Reformversuche sind meist schnell gescheitert. So wurde die unter dem linken Premier Jospin 1997 eingeführte »Nachbarschaftspolizei«, die in Problemvierteln Konflikte lösen und Vertrauen aufbauen sollte, 2003 vom rechten Innenminister Sarkozy wieder abgeschafft. Es sei nicht »Aufgabe der Polizisten, mit Jugendlichen Fußball zu spielen, sondern Verbrecher zu fangen«, tönte Sarkozy.

So bleibt es bei den üblichen Konfrontationen und Ungerechtigkeiten. Wenn Polizisten Opfer von Anschlägen sind, beeilen sich die Politiker, ihnen beizustehen und ihren Einsatz zu würdigen. Wenn dagegen ein friedlich demonstrierender Staudammgegner durch eine Polizeigranate ums Leben kommt wie 2014 im südwestfranzösischen Sirvens, dann wird zunächst die Schuld beim Opfer gesucht und die Polizei in Schutz genommen, bis unwiderlegbare Beweise vorliegen. »Solche Beispiele gibt es zuhauf«, erklärt der Polizeireporter Sebastian Roché. Unter Hollande sei das fast noch schlimmer als vorher unter den Rechten gewesen, meint er.
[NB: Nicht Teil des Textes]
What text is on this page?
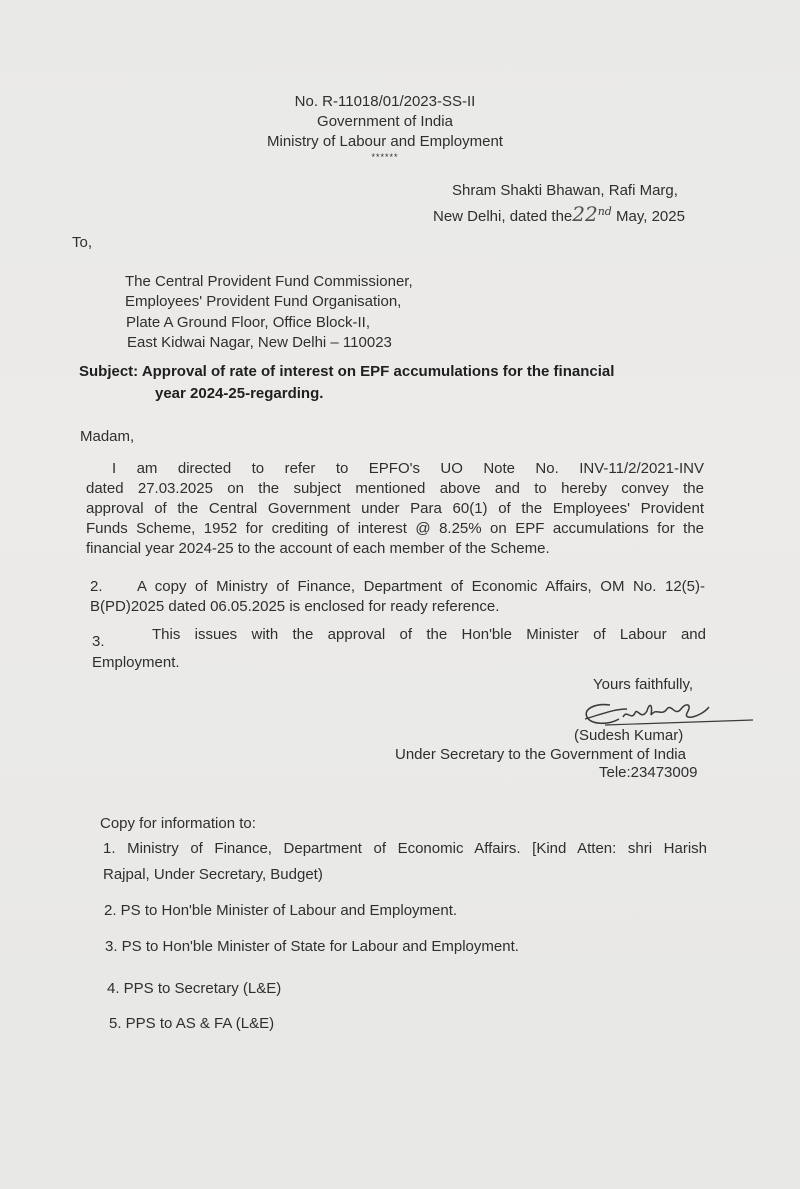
No. R-11018/01/2023-SS-II
Government of India
Ministry of Labour and Employment
******
Shram Shakti Bhawan, Rafi Marg,
New Delhi, dated the22nd May, 2025
To,
The Central Provident Fund Commissioner,
Employees' Provident Fund Organisation,
Plate A Ground Floor, Office Block-II,
East Kidwai Nagar, New Delhi – 110023
Subject: Approval of rate of interest on EPF accumulations for the financial
year 2024-25-regarding.
Madam,
I am directed to refer to EPFO's UO Note No. INV-11/2/2021-INV
dated 27.03.2025 on the subject mentioned above and to hereby convey the
approval of the Central Government under Para 60(1) of the Employees' Provident
Funds Scheme, 1952 for crediting of interest @ 8.25% on EPF accumulations for the
financial year 2024-25 to the account of each member of the Scheme.
2. A copy of Ministry of Finance, Department of Economic Affairs, OM No. 12(5)-
B(PD)2025 dated 06.05.2025 is enclosed for ready reference.
3.	This issues with the approval of the Hon'ble Minister of Labour and
Employment.
Yours faithfully,
(Sudesh Kumar)
Under Secretary to the Government of India
Tele:23473009
Copy for information to:
1. Ministry of Finance, Department of Economic Affairs. [Kind Atten: shri Harish
Rajpal, Under Secretary, Budget)
2. PS to Hon'ble Minister of Labour and Employment.
3. PS to Hon'ble Minister of State for Labour and Employment.
4. PPS to Secretary (L&E)
5. PPS to AS & FA (L&E)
Der Grund: Hollande und seine Innenminister Valls und Cazeneuve wollten durch hartes Durchgreifen den Vorwurf entkräften, die Linke sei prinzipiell blauäugig und unentschlossen.

Als vor einigen Wochen in einem Pariser Vorort zwei Polizeiautos von kriminellen Jugendbanden in Brand gesetzt und dabei auch mehrere Polizisten verletzt wurden, löste das eine Welle von Demonstrationen und anderen Protestaktionen von Polizisten aus. Sie wurden von deren Gewerkschaften organisiert, und oftmals waren rassistische und jugendfeindliche Losungen zu hören, wie man sie sonst nur von der Front National kennt. »Statt gleichermaßen die Gewalt gegen die Polizisten wie auch deren Ausfälle scharf zu kritisieren, ist die Regierung einmal mehr eingeknickt und hat den Polizisten pauschal ihr Vertrauen und ihre Verbundenheit versichert«, lautet Rochés Fazit. Alles gehe so weiter wie bisher.